David Valadez wrote:
For those that like to clearly separate "real fighting" from Budo - not seeing it as I described above and as you are understanding it yourself - the questions still remain: How can we do that? Why should we do that? Do we lose anything by doing that?
Well, yeah, I do think that you can separate the two. But then I compare it to separating the physical study of Aikido to the physical & spiritual study of Aikido. One can get very good at Aikido just by being understanding the purely physical side of Aikido. And one can get very good by understanding the physical & spiritual side of Aikido. Let me try this example. I hope that you've heard Fleetwood Mac sing The Chain. Back when they first recorded it, they were going through some tough times. Listening to that song, you can almost feel them pouring their soul into it. A few years ago, they re-recorded the song. While the mechanics are there, the beat is there, the words are there, it's a rather lifeless song. So, technically, they were good at playing the song. But, they did not get close to how good they were at the original.
Or take someone who knows how to play an instrument by rote. Sure, they can become good at it. Sure, they can play a blues song, but bring someone along who can play as good but with some soul/spirit into it and it is a whole new level.

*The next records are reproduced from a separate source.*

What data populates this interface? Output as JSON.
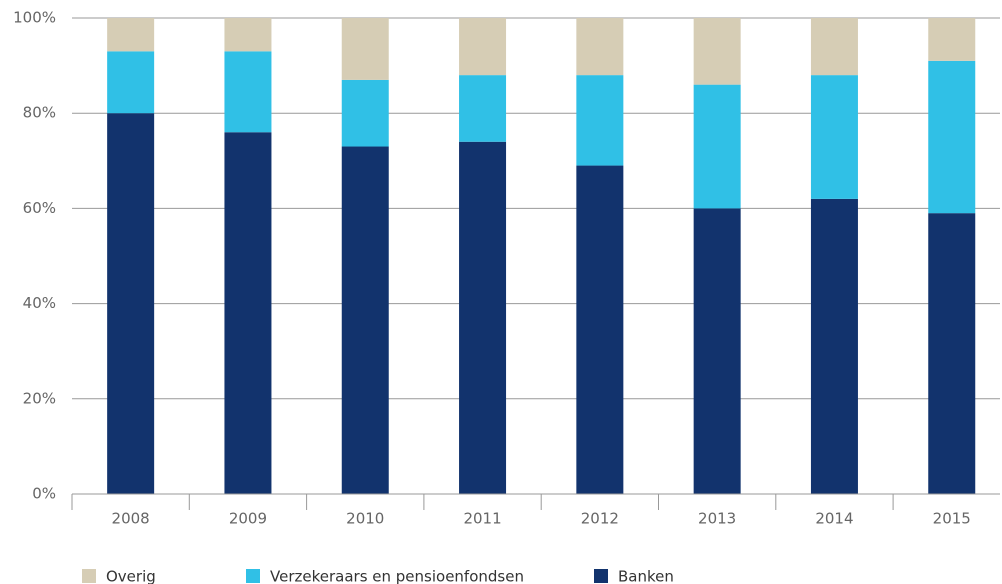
{
  "chart_data": {
    "type": "stacked_bar",
    "categories": [
      "2008",
      "2009",
      "2010",
      "2011",
      "2012",
      "2013",
      "2014",
      "2015"
    ],
    "series": [
      {
        "name": "Overig",
        "color": "#d6cdb5",
        "values": [
          7,
          7,
          13,
          12,
          12,
          14,
          12,
          9
        ]
      },
      {
        "name": "Verzekeraars en pensioenfondsen",
        "color": "#30c0e6",
        "values": [
          13,
          17,
          14,
          14,
          19,
          26,
          26,
          32
        ]
      },
      {
        "name": "Banken",
        "color": "#12336d",
        "values": [
          80,
          76,
          73,
          74,
          69,
          60,
          62,
          59
        ]
      }
    ],
    "ylim": [
      0,
      100
    ],
    "yticks": [
      {
        "value": 0,
        "label": "0%"
      },
      {
        "value": 20,
        "label": "20%"
      },
      {
        "value": 40,
        "label": "40%"
      },
      {
        "value": 60,
        "label": "60%"
      },
      {
        "value": 80,
        "label": "80%"
      },
      {
        "value": 100,
        "label": "100%"
      }
    ],
    "grid": true,
    "legend": "bottom"
  }
}
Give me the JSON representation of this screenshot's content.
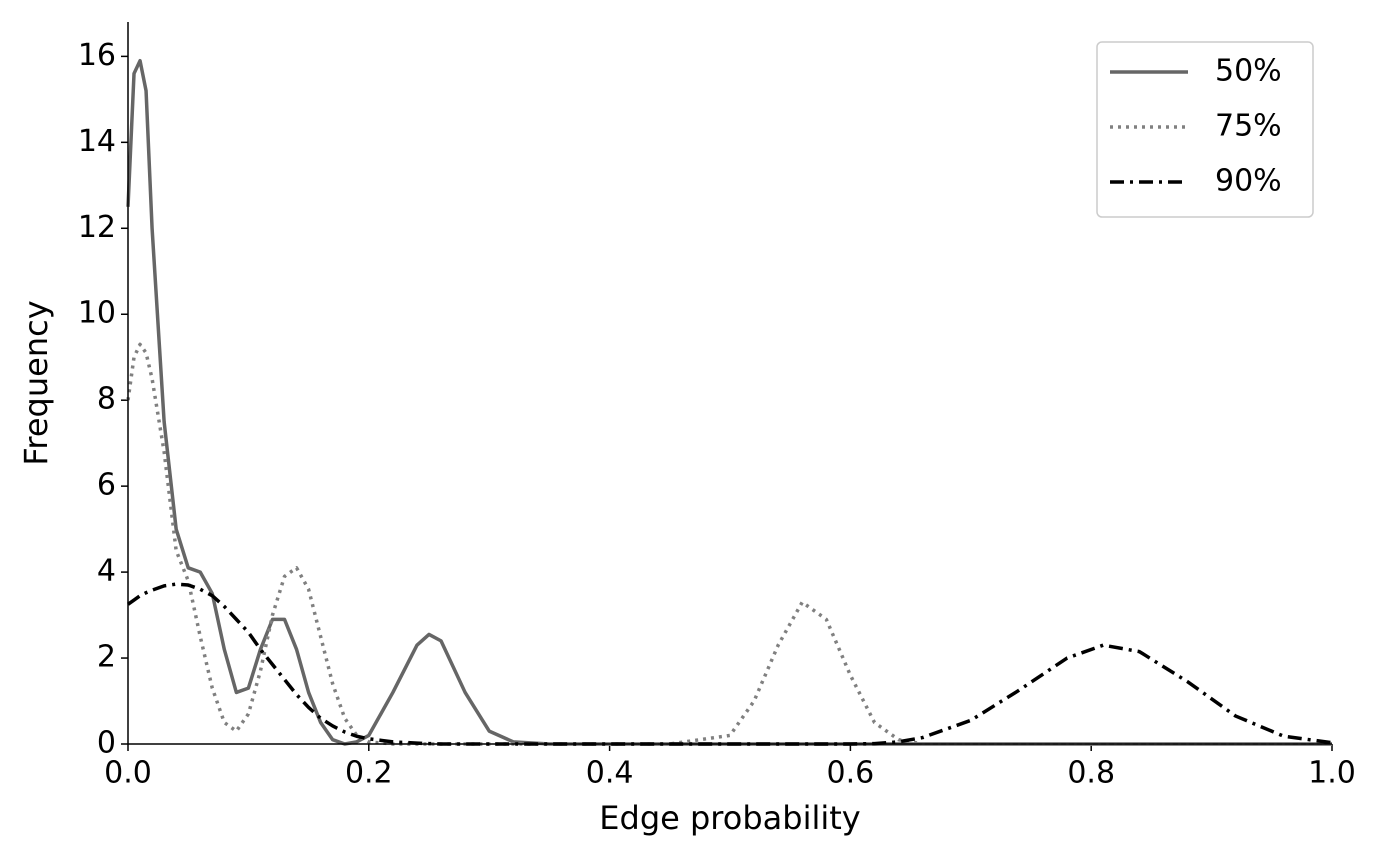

This doesn't invalidate the purely physical aspect of learning. I think we all hit this type of learning. I think there are some very good and competent people out there who are a genius at the physical learning. I just think some go beyond it with the spiritual aspect. But that's me. And that's how I view separating the two. The UFC, UMA, etc, to me, are the purely physical aspect and thus can be separated from Budo training.
How do we do it? Sparring, competing, contests for prizes.
Why should we do it? Because some people want to do that. It's why we have sports and competitions, etc. It's just another venue.
Do we lose anything by doing that? No, I don't believe we do. If you're in it for "real fighting", then you train for it and maybe somewhere along the road, you start picking up Budo. If not, you're still happy. If you train Budo, maybe somewhere along the road you pick up "real fighting". If not, you're still happy. But, I see it as an individual choice and even that can change over time. If someone was 18 and took Karate and Gracie and was in the UFC, they would almost have to learn something. When they're 40 and switch to Aikido (for whatever reason), they have a background in something which they can apply to Aikido. Nothing really lost. At least IMO.